Every now and then Brand talks about his years in Asia. Elsa always listens patiently. Sometimes, like last April, someone whom he had befriended in Taiwan would pay them a visit. They would talk late into the night about this and that, about typhoons, pollution, epidemics, English classes, and Chinese.

Brand still remembers a few Chinese words, and he reckons if he ever had to go back to Taiwan or China, he would again pick up the language. In the bathroom (the one next to the guestroom) hangs a scroll of bamboo paper with large Chinese characters. If a guest uses the bathroom, Brand always hopes they ask him what the words mean. He usually goes on about it until Elsa reminds him that not everyone is interested in Oriental languages.
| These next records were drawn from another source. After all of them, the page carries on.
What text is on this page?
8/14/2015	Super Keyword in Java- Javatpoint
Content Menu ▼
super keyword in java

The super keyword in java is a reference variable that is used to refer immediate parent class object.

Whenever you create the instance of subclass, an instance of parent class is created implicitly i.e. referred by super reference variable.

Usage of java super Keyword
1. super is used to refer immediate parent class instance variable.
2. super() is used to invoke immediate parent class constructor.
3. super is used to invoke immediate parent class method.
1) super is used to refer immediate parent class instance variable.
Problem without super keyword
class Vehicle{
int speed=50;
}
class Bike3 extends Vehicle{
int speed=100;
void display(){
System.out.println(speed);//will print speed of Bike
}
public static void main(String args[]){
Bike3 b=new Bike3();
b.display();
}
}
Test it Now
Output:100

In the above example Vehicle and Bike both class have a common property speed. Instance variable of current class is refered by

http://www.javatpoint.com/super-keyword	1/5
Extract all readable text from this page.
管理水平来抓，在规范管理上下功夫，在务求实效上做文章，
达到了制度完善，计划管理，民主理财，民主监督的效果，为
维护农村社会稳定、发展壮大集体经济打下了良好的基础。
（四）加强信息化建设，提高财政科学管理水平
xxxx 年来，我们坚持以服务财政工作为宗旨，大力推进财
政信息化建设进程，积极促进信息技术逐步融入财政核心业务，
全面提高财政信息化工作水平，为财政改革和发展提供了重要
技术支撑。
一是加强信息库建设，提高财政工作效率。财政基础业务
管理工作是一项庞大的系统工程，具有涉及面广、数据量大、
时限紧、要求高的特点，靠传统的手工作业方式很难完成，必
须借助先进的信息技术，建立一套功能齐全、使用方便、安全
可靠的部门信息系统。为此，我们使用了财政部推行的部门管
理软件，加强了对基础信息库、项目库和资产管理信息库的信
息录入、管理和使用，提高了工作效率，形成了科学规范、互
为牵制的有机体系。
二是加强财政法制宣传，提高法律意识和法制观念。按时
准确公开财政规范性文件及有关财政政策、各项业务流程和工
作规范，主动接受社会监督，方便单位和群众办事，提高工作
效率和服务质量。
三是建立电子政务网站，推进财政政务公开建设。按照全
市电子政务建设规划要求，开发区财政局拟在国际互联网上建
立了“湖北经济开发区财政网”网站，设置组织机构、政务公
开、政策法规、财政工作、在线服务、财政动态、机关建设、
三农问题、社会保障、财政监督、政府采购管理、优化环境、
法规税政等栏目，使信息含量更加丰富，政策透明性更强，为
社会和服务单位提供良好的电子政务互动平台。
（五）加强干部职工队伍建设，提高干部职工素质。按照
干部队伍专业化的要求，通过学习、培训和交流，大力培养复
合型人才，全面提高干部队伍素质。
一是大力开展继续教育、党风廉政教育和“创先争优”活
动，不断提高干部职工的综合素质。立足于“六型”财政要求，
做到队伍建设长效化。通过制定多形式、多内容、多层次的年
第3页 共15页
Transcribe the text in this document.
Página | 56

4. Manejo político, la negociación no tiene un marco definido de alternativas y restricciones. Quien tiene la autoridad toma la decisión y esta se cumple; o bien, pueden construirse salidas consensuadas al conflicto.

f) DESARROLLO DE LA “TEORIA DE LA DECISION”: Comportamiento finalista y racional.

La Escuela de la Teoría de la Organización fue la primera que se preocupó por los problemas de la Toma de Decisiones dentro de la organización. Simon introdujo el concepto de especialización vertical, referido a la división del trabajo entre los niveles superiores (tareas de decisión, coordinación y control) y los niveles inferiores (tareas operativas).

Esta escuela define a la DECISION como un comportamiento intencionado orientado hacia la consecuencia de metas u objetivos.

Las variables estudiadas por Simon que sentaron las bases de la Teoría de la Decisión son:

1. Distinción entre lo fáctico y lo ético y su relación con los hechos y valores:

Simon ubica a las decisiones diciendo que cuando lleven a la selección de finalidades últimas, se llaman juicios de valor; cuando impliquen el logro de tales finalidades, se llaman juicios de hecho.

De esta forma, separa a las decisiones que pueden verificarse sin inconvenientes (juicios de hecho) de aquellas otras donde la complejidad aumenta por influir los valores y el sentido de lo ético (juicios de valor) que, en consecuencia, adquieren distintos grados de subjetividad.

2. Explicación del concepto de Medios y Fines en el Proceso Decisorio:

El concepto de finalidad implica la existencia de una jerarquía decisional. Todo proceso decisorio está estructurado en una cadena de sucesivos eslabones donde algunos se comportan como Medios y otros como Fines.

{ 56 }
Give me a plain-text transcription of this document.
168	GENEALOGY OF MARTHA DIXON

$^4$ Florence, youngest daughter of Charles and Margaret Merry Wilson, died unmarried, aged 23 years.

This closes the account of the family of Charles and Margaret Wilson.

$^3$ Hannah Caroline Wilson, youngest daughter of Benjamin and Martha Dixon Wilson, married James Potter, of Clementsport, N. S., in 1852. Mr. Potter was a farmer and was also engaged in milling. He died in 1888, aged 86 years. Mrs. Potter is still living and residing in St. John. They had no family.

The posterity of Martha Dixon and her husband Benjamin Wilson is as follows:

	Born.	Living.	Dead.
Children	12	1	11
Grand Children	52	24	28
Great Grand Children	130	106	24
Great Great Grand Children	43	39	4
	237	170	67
Brand turned forty last year, and as a gift to himself bought a book on Confucius. The book is on a side table in the living room next to his chair, but he has only read the first few pages.

He still writes, but most of the time it’s just material for the newspaper. He once wrote an article for a national magazine and was very excited about what he felt might become a new source of regular income. That was three years ago.

Brand loves his wife, and he’s devoted to his children. He hopes Marie will become an architect or a vet. Although it’s still too early to say, he believes little Ben may have it in him to become a writer. He says it to anyone who wants to hear, and looks embarrassed every time Elsa responds with, “Let the child become his own man.” All he then says before he starts talking about something else is that he can see it in the boy’s eyes. A writer, or perhaps a psychologist.